Exploring the Planets

Pluto Facts

Formerly known as the ninth planet, Pluto is now classified as a dwarf planet. That means it is round, it is not a satellite, and it orbits through an area of space containing many other small bodies. It is the prototype of a class of objects orbiting the Sun beyond Neptune. Astronomers are finally beginning to expose the secrets of this distant, dark, and mysterious world.

Discoverer: Clyde Tombaugh (January 23, 1930)
Spacecraft Encounter(s): New Horizons
scheduled for July 2015
Mean distance from the Sun: 5.9 billion km
(3.7 billion mi) / 39.5 AU
Length of Year: 248 years
Rotation Period: 6.4 days
Mean Orbital Velocity: 4.7 km/sec (3 mi/sec)
Inclination of Axis: 122.46 °
Diameter: 2,302 km (1,430 mi)
Number of observed satellites: 5

 

Comparisons With Earth:
Diameter: 0.18 x Earth
Average Distance from the Sun: 39.5 x Earth
Mass: 0.002 x Earth
Density: 0.36 x Earth

Science from Afar
Residing in the cold, dark, distant reaches of the outer solar system, Pluto hides its mysteries well. Studying faraway worlds without close-up data from a spacecraft can be challenging. Yet from a distance, scientists have been able to gather a wealth of information about this strange world and have learned some far-out facts:

  • Its year lasts more than two Earth centuries.
  • Its day lasts as long as an Earth week.
  • Its largest moon is almost half Pluto's size, and it never rises or sets.
  • Its atmosphere comes and goes.
  • It rotates on its side.
  • Pluto is too faint to be seen with the naked eye. When viewed through a telescope, it looks like a star.
  • Stellar occultations have revealed a tenuous atmosphere on Pluto composed primarily of nitrogen and methane gas.
  • Pluto is cold: -233° C (-390° F), just 40° C (72° F) above absolute zero. At this temperature, all elements would be frozen but neon, hydrogen, and helium.
  • Pluto is smaller than Earth's Moon.

Pluto's Discovery

In the early 20th century, astronomer Percival Lowell predicted there was a planet beyond Neptune. He thought (incorrectly) that a ninth planet was needed to account for unexplained motions in the orbits of Uranus and Neptune.
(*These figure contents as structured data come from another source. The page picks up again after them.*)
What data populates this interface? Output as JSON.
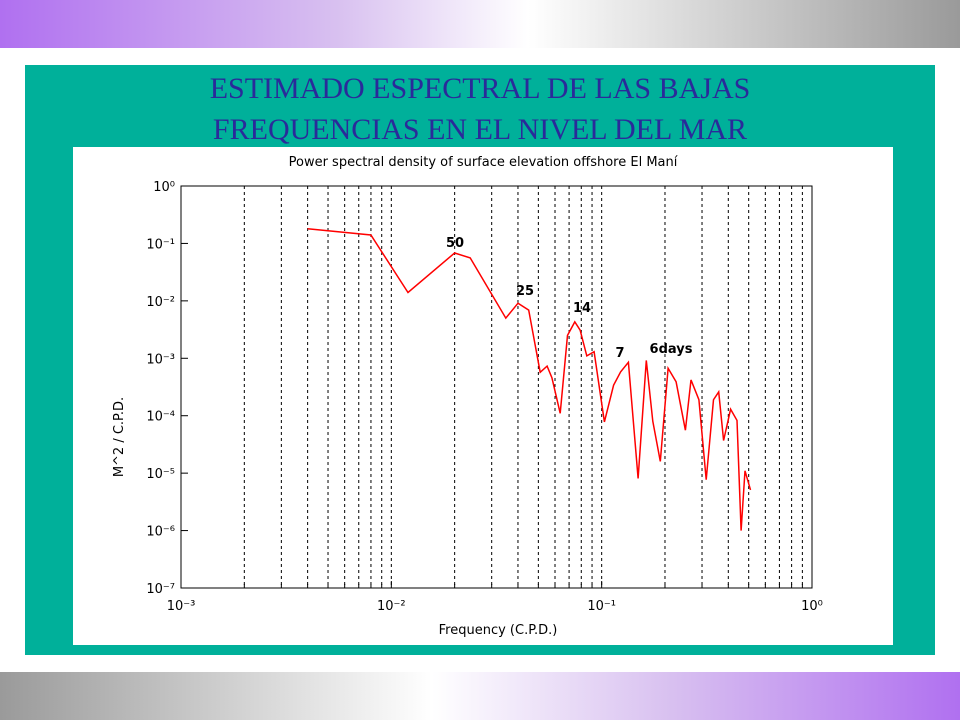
{
  "slide": {
    "title_lines": [
      "ESTIMADO ESPECTRAL DE LAS BAJAS",
      "FREQUENCIAS EN EL NIVEL DEL MAR"
    ]
  },
  "chart_data": {
    "type": "line",
    "title": "Power spectral density of surface elevation offshore El Maní",
    "x_label": "Frequency (C.P.D.)",
    "y_label": "M^2 / C.P.D.",
    "x_log": true,
    "y_log": true,
    "grid": "x",
    "color": "#ff0000",
    "xlim": [
      0.001,
      1
    ],
    "ylim": [
      1e-07,
      1
    ],
    "xticks": [
      {
        "value": 0.001,
        "label": "10⁻³"
      },
      {
        "value": 0.01,
        "label": "10⁻²"
      },
      {
        "value": 0.1,
        "label": "10⁻¹"
      },
      {
        "value": 1,
        "label": "10⁰"
      }
    ],
    "xminorticks": [
      0.002,
      0.003,
      0.004,
      0.005,
      0.006,
      0.007,
      0.008,
      0.009,
      0.02,
      0.03,
      0.04,
      0.05,
      0.06,
      0.07,
      0.08,
      0.09,
      0.2,
      0.3,
      0.4,
      0.5,
      0.6,
      0.7,
      0.8,
      0.9
    ],
    "yticks": [
      {
        "value": 1,
        "label": "10⁰"
      },
      {
        "value": 0.1,
        "label": "10⁻¹"
      },
      {
        "value": 0.01,
        "label": "10⁻²"
      },
      {
        "value": 0.001,
        "label": "10⁻³"
      },
      {
        "value": 0.0001,
        "label": "10⁻⁴"
      },
      {
        "value": 1e-05,
        "label": "10⁻⁵"
      },
      {
        "value": 1e-06,
        "label": "10⁻⁶"
      },
      {
        "value": 1e-07,
        "label": "10⁻⁷"
      }
    ],
    "annotations": [
      "50",
      "25",
      "14",
      "7",
      "6days"
    ],
    "x": [
      0.004,
      0.008,
      0.012,
      0.02,
      0.0237,
      0.035,
      0.04,
      0.045,
      0.051,
      0.055,
      0.058,
      0.0635,
      0.0688,
      0.0745,
      0.079,
      0.085,
      0.092,
      0.103,
      0.114,
      0.123,
      0.134,
      0.149,
      0.163,
      0.175,
      0.19,
      0.207,
      0.226,
      0.25,
      0.266,
      0.29,
      0.314,
      0.34,
      0.36,
      0.38,
      0.41,
      0.44,
      0.46,
      0.48,
      0.51
    ],
    "values": [
      0.18,
      0.14,
      0.014,
      0.068,
      0.056,
      0.005,
      0.0091,
      0.0069,
      0.00057,
      0.00073,
      0.00046,
      0.00011,
      0.0025,
      0.0043,
      0.0031,
      0.0011,
      0.0013,
      7.8e-05,
      0.00034,
      0.00058,
      0.00085,
      8.1e-06,
      0.00092,
      8e-05,
      1.6e-05,
      0.00067,
      0.00039,
      5.6e-05,
      0.00042,
      0.00019,
      7.7e-06,
      0.00019,
      0.00026,
      3.7e-05,
      0.00013,
      8.3e-05,
      1e-06,
      1.1e-05,
      5.1e-06
    ]
  }
}
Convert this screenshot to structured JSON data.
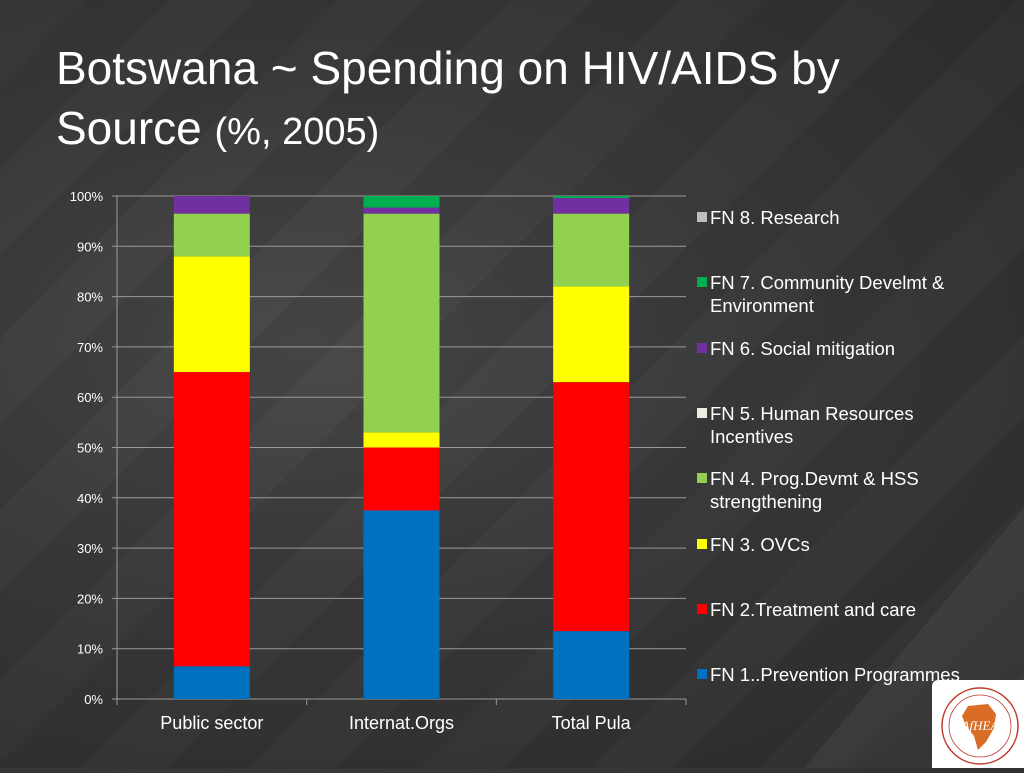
{
  "title": {
    "main": "Botswana ~ Spending on HIV/AIDS by Source",
    "subtitle": "(%, 2005)"
  },
  "chart_data": {
    "type": "bar",
    "stacked": true,
    "categories": [
      "Public sector",
      "Internat.Orgs",
      "Total Pula"
    ],
    "ylim": [
      0,
      100
    ],
    "yticks": [
      "0%",
      "10%",
      "20%",
      "30%",
      "40%",
      "50%",
      "60%",
      "70%",
      "80%",
      "90%",
      "100%"
    ],
    "grid": true,
    "legend_position": "right",
    "series": [
      {
        "name": "FN 1..Prevention Programmes",
        "color": "#0070c0",
        "values": [
          6.5,
          37.5,
          13.5
        ]
      },
      {
        "name": "FN 2.Treatment and care",
        "color": "#ff0000",
        "values": [
          58.5,
          12.5,
          49.5
        ]
      },
      {
        "name": "FN 3. OVCs",
        "color": "#ffff00",
        "values": [
          23,
          3,
          19
        ]
      },
      {
        "name": "FN 4. Prog.Devmt & HSS strengthening",
        "color": "#92d050",
        "values": [
          8.5,
          43.5,
          14.5
        ]
      },
      {
        "name": "FN 5. Human Resources Incentives",
        "color": "#eeece1",
        "values": [
          0,
          0,
          0
        ]
      },
      {
        "name": "FN 6. Social mitigation",
        "color": "#7030a0",
        "values": [
          3.5,
          1.2,
          3.1
        ]
      },
      {
        "name": "FN 7. Community Develmt & Environment",
        "color": "#00b050",
        "values": [
          0,
          2.3,
          0.4
        ]
      },
      {
        "name": "FN 8. Research",
        "color": "#bfbfbf",
        "values": [
          0,
          0,
          0
        ]
      }
    ]
  },
  "logo": {
    "text": "AfHEA"
  }
}
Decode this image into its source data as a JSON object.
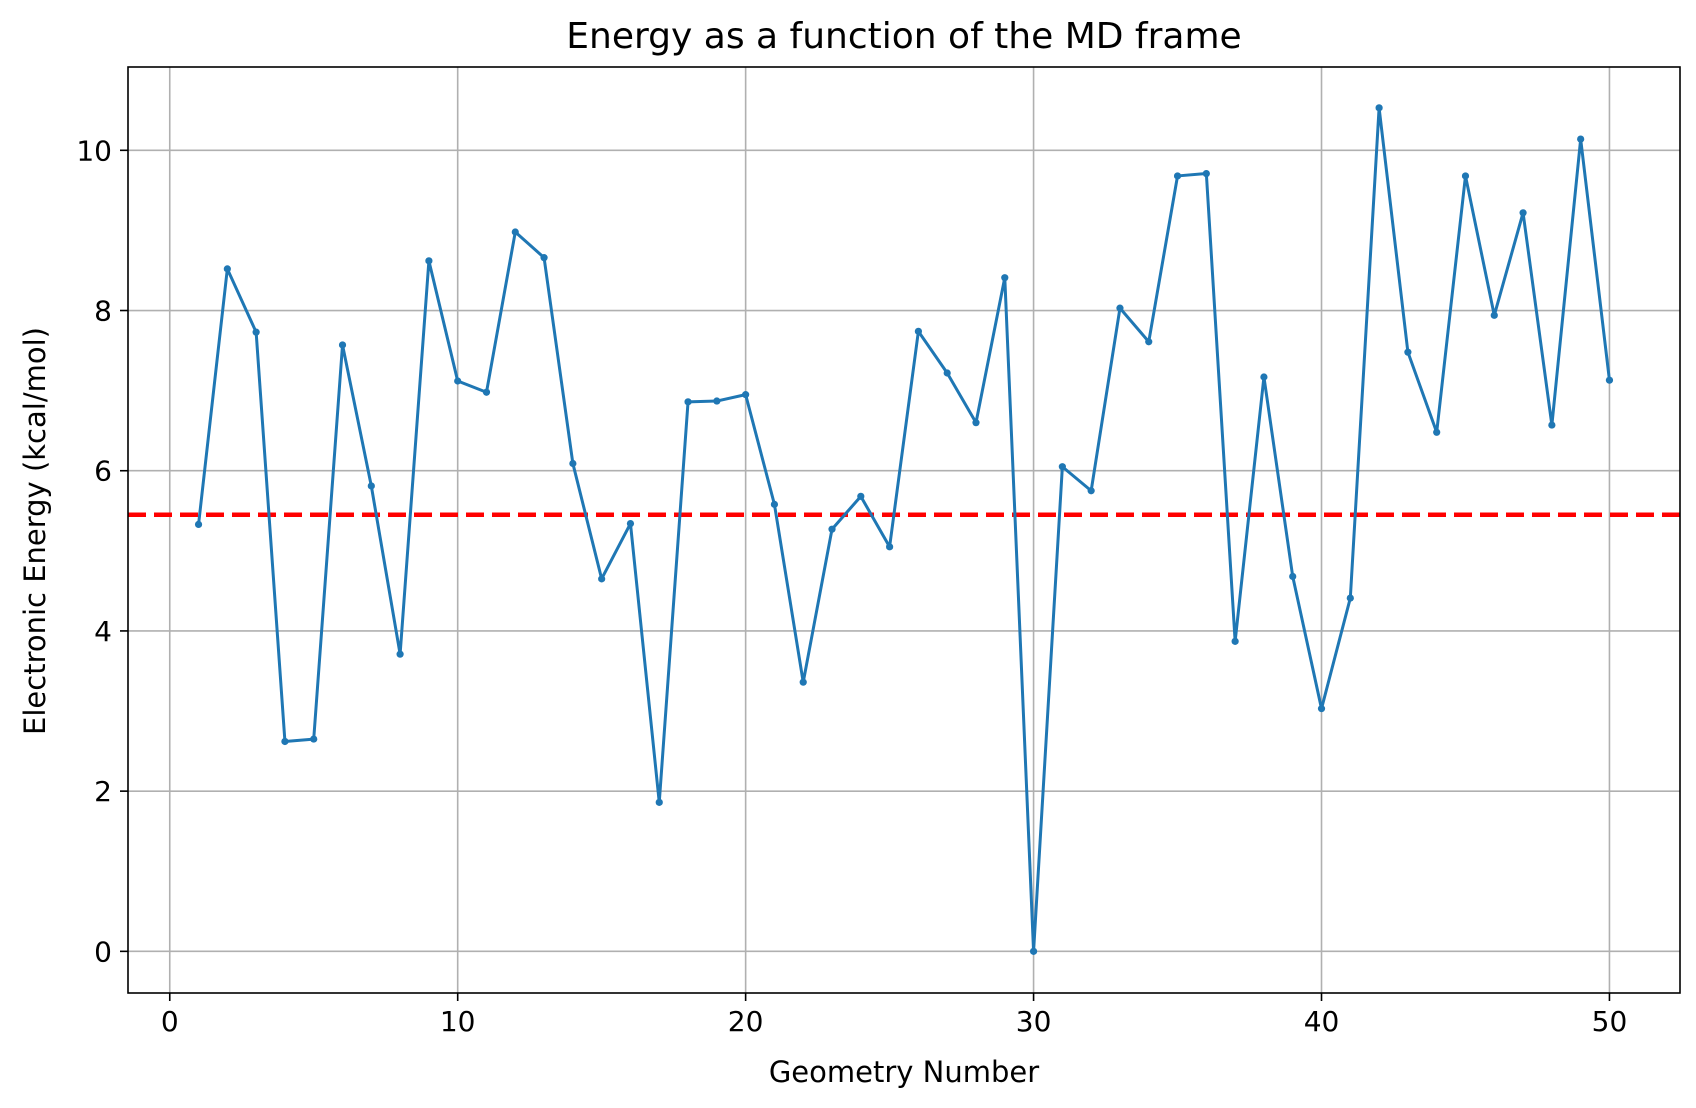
{
  "chart_data": {
    "type": "line",
    "title": "Energy as a function of the MD frame",
    "xlabel": "Geometry Number",
    "ylabel": "Electronic Energy (kcal/mol)",
    "xlim": [
      -1.45,
      52.45
    ],
    "ylim": [
      -0.52,
      11.04
    ],
    "x_ticks": [
      0,
      10,
      20,
      30,
      40,
      50
    ],
    "y_ticks": [
      0,
      2,
      4,
      6,
      8,
      10
    ],
    "grid": true,
    "series": [
      {
        "x": [
          1,
          2,
          3,
          4,
          5,
          6,
          7,
          8,
          9,
          10,
          11,
          12,
          13,
          14,
          15,
          16,
          17,
          18,
          19,
          20,
          21,
          22,
          23,
          24,
          25,
          26,
          27,
          28,
          29,
          30,
          31,
          32,
          33,
          34,
          35,
          36,
          37,
          38,
          39,
          40,
          41,
          42,
          43,
          44,
          45,
          46,
          47,
          48,
          49,
          50
        ],
        "y": [
          5.33,
          8.52,
          7.73,
          2.62,
          2.65,
          7.57,
          5.81,
          3.71,
          8.62,
          7.12,
          6.98,
          8.98,
          8.66,
          6.09,
          4.65,
          5.34,
          1.86,
          6.86,
          6.87,
          6.95,
          5.58,
          3.36,
          5.27,
          5.68,
          5.05,
          7.74,
          7.22,
          6.6,
          8.41,
          0.0,
          6.05,
          5.75,
          8.03,
          7.61,
          9.68,
          9.71,
          3.87,
          7.17,
          4.68,
          3.03,
          4.41,
          10.53,
          7.48,
          6.48,
          9.68,
          7.94,
          9.22,
          6.57,
          10.14,
          7.13
        ],
        "color": "#1f77b4"
      }
    ],
    "reference_lines": [
      {
        "orientation": "horizontal",
        "y": 5.45,
        "style": "dashed",
        "color": "#ff0000"
      }
    ],
    "colors": {
      "grid": "#b0b0b0",
      "axis": "#000000"
    }
  }
}
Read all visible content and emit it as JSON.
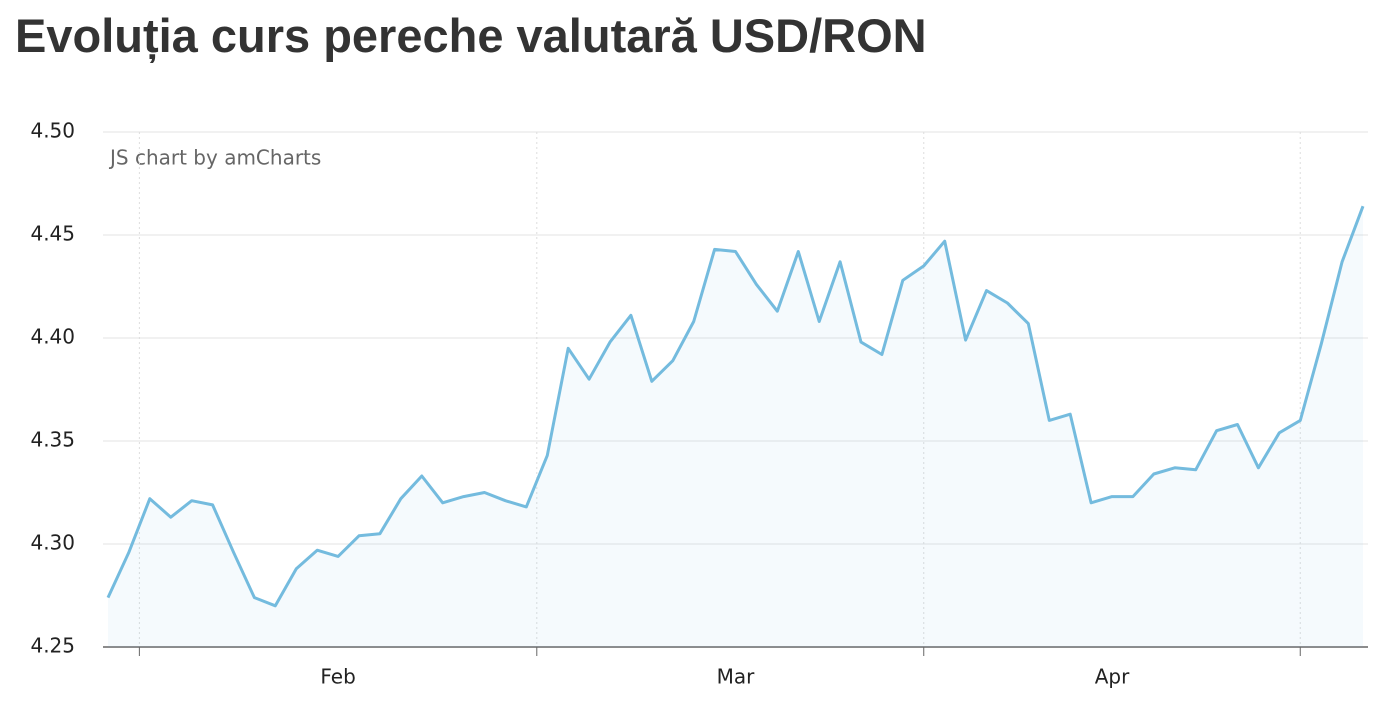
{
  "chart_data": {
    "type": "line",
    "title": "Evoluția curs pereche valutară USD/RON",
    "watermark": "JS chart by amCharts",
    "categories": [
      null,
      null,
      null,
      null,
      null,
      null,
      null,
      null,
      null,
      null,
      null,
      "Feb",
      null,
      null,
      null,
      null,
      null,
      null,
      null,
      null,
      null,
      null,
      null,
      null,
      null,
      null,
      null,
      null,
      null,
      null,
      "Mar",
      null,
      null,
      null,
      null,
      null,
      null,
      null,
      null,
      null,
      null,
      null,
      null,
      null,
      null,
      null,
      null,
      null,
      "Apr",
      null,
      null,
      null,
      null,
      null,
      null,
      null,
      null,
      null,
      null,
      null,
      null
    ],
    "series": [
      {
        "name": "USD/RON",
        "color": "#74bbde",
        "values": [
          4.274,
          4.296,
          4.322,
          4.313,
          4.321,
          4.319,
          4.296,
          4.274,
          4.27,
          4.288,
          4.297,
          4.294,
          4.304,
          4.305,
          4.322,
          4.333,
          4.32,
          4.323,
          4.325,
          4.321,
          4.318,
          4.343,
          4.395,
          4.38,
          4.398,
          4.411,
          4.379,
          4.389,
          4.408,
          4.443,
          4.442,
          4.426,
          4.413,
          4.442,
          4.408,
          4.437,
          4.398,
          4.392,
          4.428,
          4.435,
          4.447,
          4.399,
          4.423,
          4.417,
          4.407,
          4.36,
          4.363,
          4.32,
          4.323,
          4.323,
          4.334,
          4.337,
          4.336,
          4.355,
          4.358,
          4.337,
          4.354,
          4.36,
          4.397,
          4.437,
          4.464
        ]
      }
    ],
    "ylim": [
      4.25,
      4.5
    ],
    "yticks": [
      {
        "value": 4.25,
        "label": "4.25"
      },
      {
        "value": 4.3,
        "label": "4.30"
      },
      4.35,
      {
        "value": 4.4,
        "label": "4.40"
      },
      4.45,
      {
        "value": 4.5,
        "label": "4.50"
      }
    ],
    "grid": true,
    "area": true
  }
}
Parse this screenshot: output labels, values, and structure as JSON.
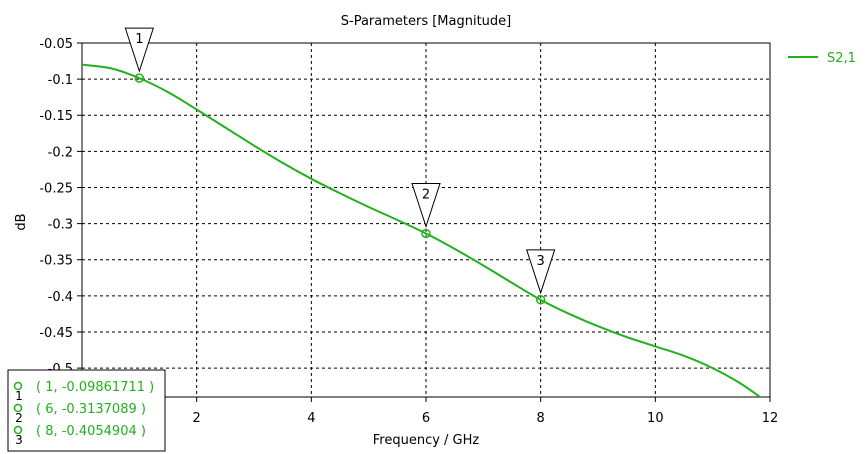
{
  "chart_data": {
    "type": "line",
    "title": "S-Parameters [Magnitude]",
    "xlabel": "Frequency / GHz",
    "ylabel": "dB",
    "xlim": [
      0,
      12
    ],
    "ylim": [
      -0.54,
      -0.05
    ],
    "grid": true,
    "legend_position": "top-right",
    "x_ticks": [
      2,
      4,
      6,
      8,
      10,
      12
    ],
    "x_tick_labels": [
      "2",
      "4",
      "6",
      "8",
      "10",
      "12"
    ],
    "y_ticks": [
      -0.05,
      -0.1,
      -0.15,
      -0.2,
      -0.25,
      -0.3,
      -0.35,
      -0.4,
      -0.45,
      -0.5
    ],
    "y_tick_labels": [
      "-0.05",
      "-0.1",
      "-0.15",
      "-0.2",
      "-0.25",
      "-0.3",
      "-0.35",
      "-0.4",
      "-0.45",
      "-0.5"
    ],
    "series": [
      {
        "name": "S2,1",
        "color": "#22b01c",
        "x": [
          0,
          0.5,
          1,
          1.5,
          2,
          2.5,
          3,
          3.5,
          4,
          4.5,
          5,
          5.5,
          6,
          6.5,
          7,
          7.5,
          8,
          8.5,
          9,
          9.5,
          10,
          10.5,
          11,
          11.5,
          12
        ],
        "y": [
          -0.08,
          -0.085,
          -0.0986,
          -0.118,
          -0.142,
          -0.167,
          -0.192,
          -0.216,
          -0.238,
          -0.258,
          -0.277,
          -0.295,
          -0.3137,
          -0.335,
          -0.358,
          -0.382,
          -0.4055,
          -0.425,
          -0.442,
          -0.457,
          -0.47,
          -0.483,
          -0.5,
          -0.522,
          -0.55
        ]
      }
    ],
    "markers": [
      {
        "label": "1",
        "x": 1,
        "y": -0.09861711,
        "readout": "( 1, -0.09861711 )"
      },
      {
        "label": "2",
        "x": 6,
        "y": -0.3137089,
        "readout": "( 6, -0.3137089 )"
      },
      {
        "label": "3",
        "x": 8,
        "y": -0.4054904,
        "readout": "( 8, -0.4054904 )"
      }
    ]
  }
}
Clyde Tombaugh, a young astronomer at the Lowell Observatory in Arizona, took up the search for this hidden world. In 1930 he discovered the object later named Pluto.

The Blink Comparator Used to Discover Pluto
Percival Lowell purchased this Carl Zeiss blink comparator in 1911. While using it to search for a new planet in 1930, Clyde Tombaugh discovered Pluto.

The instrument allows the operator to switch the view back and forth between two photographic plates taken several days apart. The plates are exactly aligned so the distant stars remain stationary, but a planet-like object will appear to move from side to side among them.

Pluto Size Comparison

Pluto is smaller than our Moon and has a fraction of Earth's gravity. If you weigh 45 kilograms (100 pounds) on Earth, you would weigh only 3 kilograms (6.7 pounds) on Pluto.